7 P.M, Wednesday Night
By this time we now have a Sitecore installation on a server, and a code base ready to be installed on that server. This next part is another critical concept of the enterprise accelerator: automation, or how-we-get-the-code-from-here-to-there. We’ve seen this done with a slew of tools before (TeamCity, VSTS, Bamboo, etc), and none of this is unique to Brainjocks, now Perficient. As it turns out, Team Development for Sitecore is a critical piece in our setup. With Team Development for Sitecore, we instruct it to Generate Update Packages on Build in specific build profiles. The other ingredient that makes this work is Sitecore Ship, which is a CI service layer than can install update packages over HTTP communication. At this point, the task is straightforward:
- Get Sitecore Ship up and running on the server
- Create a job to install SCORE, SCORE UI, SCORE Bootstrap UI, and Enterprise Accelerator onto the server
- Create a job to install the freshly scaffolded solution onto the server.
Now, I know I’m minimizing step #2 & 3 here, and I really shouldn’t. Something you should be cognizant of though, is that (like the server images above), most build automation is the same boilerplate:
For the accelerator layers, the steps are:
- Download distribution from Nuget (which should include a .update package generated by TDS)
- Use Sitecore.Ship to install the Nuget package. If you are in VSTS, there’s a Sitecore Ship step that can be downloaded from the plugin library. If you’re using Teamcity, you can use CURL to post the .update files to the ship endpoint manually.
And for the solution itself, the steps are:
- Checkout Solution
- Stamp the build number on it
- Restore Nuget Packages
- Compile Solution
- Copy license.xml into place for Sitecore FakeDB
- Run Unit Tests
- Take .update packages and POST them to Ship (same as step 2 above).
So really, this step involves copying a known automated build and changing it’s variables to align to this new website. The funny thing about automation is that establishing the pattern is difficult, but copying the pattern is straightforward. If you are skipping out on automation, it’s likely the reason why your development cycles are slow. Seriously, don’t skip on automation. If you can’t clone your production code and generate a hotfix release in under an hour, then you need to rethink your operational strategy.
8 P.M., Wednesday Night
At this point, we’re ready to pack it up for the night. In 4 hours, we accomplished quite a bit:
- Set up a server for Cesia and Ben to work out of
- Set up a code base for the new site
- Set up automation to push that code base to the server
- Created a test page to verify everything’s working
And the moral of the story? Eliminate churn on boilerplate.

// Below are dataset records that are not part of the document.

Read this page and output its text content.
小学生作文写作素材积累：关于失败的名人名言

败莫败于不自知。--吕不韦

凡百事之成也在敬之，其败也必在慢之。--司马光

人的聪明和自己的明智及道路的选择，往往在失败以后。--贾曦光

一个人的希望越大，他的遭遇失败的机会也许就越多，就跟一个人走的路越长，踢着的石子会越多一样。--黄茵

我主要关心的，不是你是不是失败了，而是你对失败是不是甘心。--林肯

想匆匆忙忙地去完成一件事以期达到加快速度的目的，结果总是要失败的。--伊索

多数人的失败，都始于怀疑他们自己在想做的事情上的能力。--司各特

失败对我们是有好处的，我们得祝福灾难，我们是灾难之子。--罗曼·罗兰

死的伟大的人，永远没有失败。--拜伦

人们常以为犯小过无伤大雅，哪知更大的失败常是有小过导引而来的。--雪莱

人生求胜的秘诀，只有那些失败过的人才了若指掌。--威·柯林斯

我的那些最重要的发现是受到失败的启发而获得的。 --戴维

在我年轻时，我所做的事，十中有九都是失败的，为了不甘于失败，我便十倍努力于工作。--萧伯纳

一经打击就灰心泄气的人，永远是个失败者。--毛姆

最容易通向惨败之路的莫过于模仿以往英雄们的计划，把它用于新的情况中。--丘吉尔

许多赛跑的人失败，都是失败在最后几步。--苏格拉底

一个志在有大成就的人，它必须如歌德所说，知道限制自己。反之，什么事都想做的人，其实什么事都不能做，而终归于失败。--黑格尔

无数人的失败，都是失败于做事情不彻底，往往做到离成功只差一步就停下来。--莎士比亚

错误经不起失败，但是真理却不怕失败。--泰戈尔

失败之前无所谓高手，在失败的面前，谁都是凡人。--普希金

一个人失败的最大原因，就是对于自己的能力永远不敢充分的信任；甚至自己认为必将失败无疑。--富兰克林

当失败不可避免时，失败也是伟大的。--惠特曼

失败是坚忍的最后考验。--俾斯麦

- Don’t set up servers from scratch. Instead, set up an image that has all of the stuff you typically install for a sandbox. Will it be production ready? No, but it will be enough to unblock your team. Even better if you can do this with somthing like Docker!
- Don’t set up your code base from scratch. Instead, embrace automation and have powershell do it for you. Create a solution structure that you like, and replicate it for all of your projects built upon your accelerator. The additional beauty here, is that all of your solutions will have a very similar setup and code organization, which leads to less ramp up time for new developers.
- Do automate, and don’t set up your automation from scratch. Instead, have a handful of pre-defined build templates that you can easily and quickly reference.
Now, I realize not everyone has these things (accelerators, automation, server images, etc) in place today… but remember, you’re not in a firedrill right now. Take the time to establish and set this practiced up, so that the next firedrill doesn’t have to be one.